Study on Cosmetic Surgery Tourism


A University of Leeds led study on cosmetic surgery tourism 'Exploring the Cosmetic Surgery Tourism Industry’ offers many insights into the business but also warns that better regulation is vital to protect patients. Surgeons and clinics should be accredited and inspected. The regulation must be transnational not national, and patients find legal redress difficult to access if surgery goes wrong.

Key findings-
•    Patients are ordinary people on modest incomes.
•    They tend to spend as little time away from home and family as is possible/ recommended by their surgeon because want to get home to families/ friends.
•    Cosmetic surgery pathways often follow cheap flights.
•    Clinics are often located at tourist resorts.
•    Different patients have surgery for different reasons.
•    Nobody wants to look like a particular celebrity or achieve a perfect body.
•    Patients do not make snap decisions
•    Most patients considered surgery for 5 to 10 years before they decided to have it. Once they made the decision they want surgery as quickly as possible to minimise the time spent dwelling on risks.
•    Patients lack knowledge of the places they travel to.
•    Patients are mostly not well travelled and have poor foreign language skills. Most have never visited their destination country prior to surgery.
•    Patients experience positive outcomes.
•    97% are happy with the outcomes of their surgery and would recommend their surgeon to a friend.
•    Cosmetic surgery tourism agents play a key role in patient experience of place and surgery and in managing patient expectations.
•    As well as surgeons based in the destination country, many travel to treat patients.
•    17% experienced complications. 9% received further treatment in the NHS or Medicare upon returning home.
•    Private surgeons in home countries are characterised as aloof, inattentive, uncaring and as seeing patients as walking cheque books.

The research charts the experiences of British, Chinese and Australian patients travelling abroad for cosmetic surgery. UK and Australian patients travelled for breast augmentation and uplift, tummy tucks, rhinoplasty and liposuction.
Chinese patients travelling to South Korea access more expensive but high quality cosmetic surgery unavailable back home. UK patients in Spain are most usually already living in Southern Spain or Gibraltar so are not actually medical tourists. Everywhere the sample includes medical tourists, expatriates, local cross-border travellers and migrants returning home for treatment.

For UK and Australian patients, cost is the biggest factor influencing decisions to travel abroad. Surgical quality, technique and technology (not cost) are the primary drivers for Chinese patients travelling to South Korea.

UK and Chinese patients stay in their destinations for the shortest time possible to minimise costs (5-7 days average). Australian patients are more likely to combine surgery with a holiday and to stay longer in their destination country (10-15 days average).

All patients put the quality of the surgeon as their primary reason for choosing a specific destination. The reputation of surgeons was judged mostly by personal recommendation, although Australian patients are more likely to consider surgical qualifications. The clinic and destination country is of secondary importance.

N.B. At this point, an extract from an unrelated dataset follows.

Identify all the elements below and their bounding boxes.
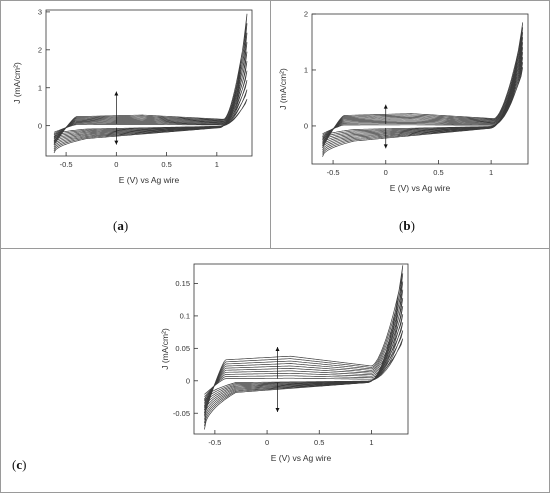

Cosmetic surgery tourism agents are typically women and are often former patients. Agencies are largely unregulated and rarely consist of more than a single-person business. Most are working class with limited education and had often been beauticians or administrators. They have between one and thirty clients per month. Some require a fee from the patients; others take commission from hospitals and travel agencies.

Better regulation is vital to protect patients. Surgeons and clinics should be accredited and inspected. The quality assurance of medical devices needs to be tightened. This regulation must be transnational not national.

It is almost impossible to successfully sue across national borders. Patients should be very wary of clinics and surgeons that offer lifetime guarantees and other guarantees as many clinics close after a few years. Many clinics have no medical malpractice insurance cover, and refer claims to the surgeon who is often also uninsured. The report suggests patients should check if surgeons have professional liability insurance- but this is not practical as a condition precedent of such policies is that surgeons must not reveal their existence so if they reveal that detail it automatically invalidates the cover.

Should anything go wrong during surgery, big hospitals often have better facilities than small clinics. Large hospitals have emergency departments and crash teams. In the event of cardiac arrest in a small clinic surgeons may have to call an ambulance and transfer the patient.

Patients don’t always follow medical advice. Some patients drink alcohol soon after their surgery. Others fail to rest sufficiently. Some fail to take their prescribed medicine and some remove bandages or medical support garments too early.

Language barriers and lack of geographical knowledge can make communication difficult. Patients sometimes travel to destinations that are not at all what they expected. They can be shocked by the poverty in their destination, get caught up political protests or even wars, or cause offence by failing to observe important religious or cultural customs. On a more local level many patients do not like the food in destination countries.

Public hospitals back home are not equipped to deal with aftercare and although most complications are minor, healthcare systems are ill equipped to deal with them. Cosmetic surgery tourism is less risky than most people think but is never without risk.